From mboxrd@z Thu Jan  1 00:00:00 1970
Return-Path: <linux-kernel-owner@vger.kernel.org>
Received: (majordomo@vger.kernel.org) by vger.kernel.org via listexpand
	id S1754970Ab1C3Pcy (ORCPT <rfc822;w@1wt.eu>);
	Wed, 30 Mar 2011 11:32:54 -0400
Received: from mx1.redhat.com ([209.132.183.28]:59055 "EHLO mx1.redhat.com"
	rhost-flags-OK-OK-OK-OK) by vger.kernel.org with ESMTP
	id S1754572Ab1C3Pcx (ORCPT <rfc822;linux-kernel@vger.kernel.org>);
	Wed, 30 Mar 2011 11:32:53 -0400
Date: Wed, 30 Mar 2011 17:32:28 +0200
From: Oleg Nesterov <oleg@redhat.com>
To: Jiri Olsa <jolsa@redhat.com>
Cc: Peter Zijlstra <peterz@infradead.org>, Paul Mackerras <paulus@samba.org>,
        Ingo Molnar <mingo@elte.hu>, linux-kernel@vger.kernel.org
Subject: Re: [PATCH,RFC] perf: panic due to inclied cpu context task_ctx
	value
Message-ID: <20110330153228.GA1787@redhat.com>
References: <20110326161346.GA18272@redhat.com> <1301157483.2250.366.camel@laptop> <20110326170922.GA20329@redhat.com> <20110326173545.GA22919@redhat.com> <1301164168.2250.370.camel@laptop> <20110328133033.GA8254@redhat.com> <1301324275.4859.25.camel@twins> <1301327368.4859.28.camel@twins> <20110328165648.GA9304@redhat.com> <20110330130951.GA2124@jolsa.brq.redhat.com>
MIME-Version: 1.0
Content-Type: text/plain; charset=us-ascii
Content-Disposition: inline
In-Reply-To: <20110330130951.GA2124@jolsa.brq.redhat.com>
User-Agent: Mutt/1.5.18 (2008-05-17)
Sender: linux-kernel-owner@vger.kernel.org
List-ID: <linux-kernel.vger.kernel.org>
X-Mailing-List: linux-kernel@vger.kernel.org

On 03/30, Jiri Olsa wrote:
>
> On Mon, Mar 28, 2011 at 06:56:48PM +0200, Oleg Nesterov wrote:
> >
> > As for HAVE_JUMP_LABEL, I still can't understand why this test-case
> > triggers the problem. But jump_label_inc/dec logic looks obviously
> > racy.
>
> I think the reason is, that there are actually 2 places that
> needs to be updated by jump label code
>  - perf_event_task_sched_in
>  - perf_event_task_sched_out
>
> As for my image it first patches perf_event_task_sched_out and then
> perf_event_task_sched_in

Indeed! Thanks a lot Jiri, now I understand.

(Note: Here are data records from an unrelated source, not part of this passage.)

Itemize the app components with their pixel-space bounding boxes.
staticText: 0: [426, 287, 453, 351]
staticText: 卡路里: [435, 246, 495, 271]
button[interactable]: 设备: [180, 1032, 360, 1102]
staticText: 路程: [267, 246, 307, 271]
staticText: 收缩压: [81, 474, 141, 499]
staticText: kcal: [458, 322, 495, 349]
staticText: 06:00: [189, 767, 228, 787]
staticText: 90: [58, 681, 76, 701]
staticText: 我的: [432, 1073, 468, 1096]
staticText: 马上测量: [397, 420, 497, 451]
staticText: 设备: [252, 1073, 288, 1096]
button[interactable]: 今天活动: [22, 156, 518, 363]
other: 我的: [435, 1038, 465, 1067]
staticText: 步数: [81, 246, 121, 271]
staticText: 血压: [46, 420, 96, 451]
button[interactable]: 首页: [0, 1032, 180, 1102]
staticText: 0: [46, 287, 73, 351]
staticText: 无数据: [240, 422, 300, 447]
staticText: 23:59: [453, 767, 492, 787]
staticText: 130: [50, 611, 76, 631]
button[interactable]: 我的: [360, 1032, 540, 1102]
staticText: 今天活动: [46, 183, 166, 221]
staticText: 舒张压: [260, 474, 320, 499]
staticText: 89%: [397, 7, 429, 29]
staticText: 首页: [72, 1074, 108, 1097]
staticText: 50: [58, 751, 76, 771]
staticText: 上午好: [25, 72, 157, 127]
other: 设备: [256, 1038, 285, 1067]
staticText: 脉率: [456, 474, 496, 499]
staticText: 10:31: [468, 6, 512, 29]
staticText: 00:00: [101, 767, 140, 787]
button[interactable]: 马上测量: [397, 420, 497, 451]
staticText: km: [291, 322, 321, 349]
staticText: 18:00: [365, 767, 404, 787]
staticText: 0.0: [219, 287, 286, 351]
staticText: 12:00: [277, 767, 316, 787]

jump_label_update() doesn't change all entries in a batch. So, as you
explained, it is quite possible that jump_label_update() disables
perf_event_task_sched_out() first. When the caller calls
arch_jump_label_transform() again to disable the next entry, it has
task_ctx != NULL which can't be cleared.

> IIUIC that calling synchronize_sched in perf_sched_events_dec
> ensures that final schedule back to the release code will not
> call perf_event_task_sched_in, so task_ctx stays sane (NULL).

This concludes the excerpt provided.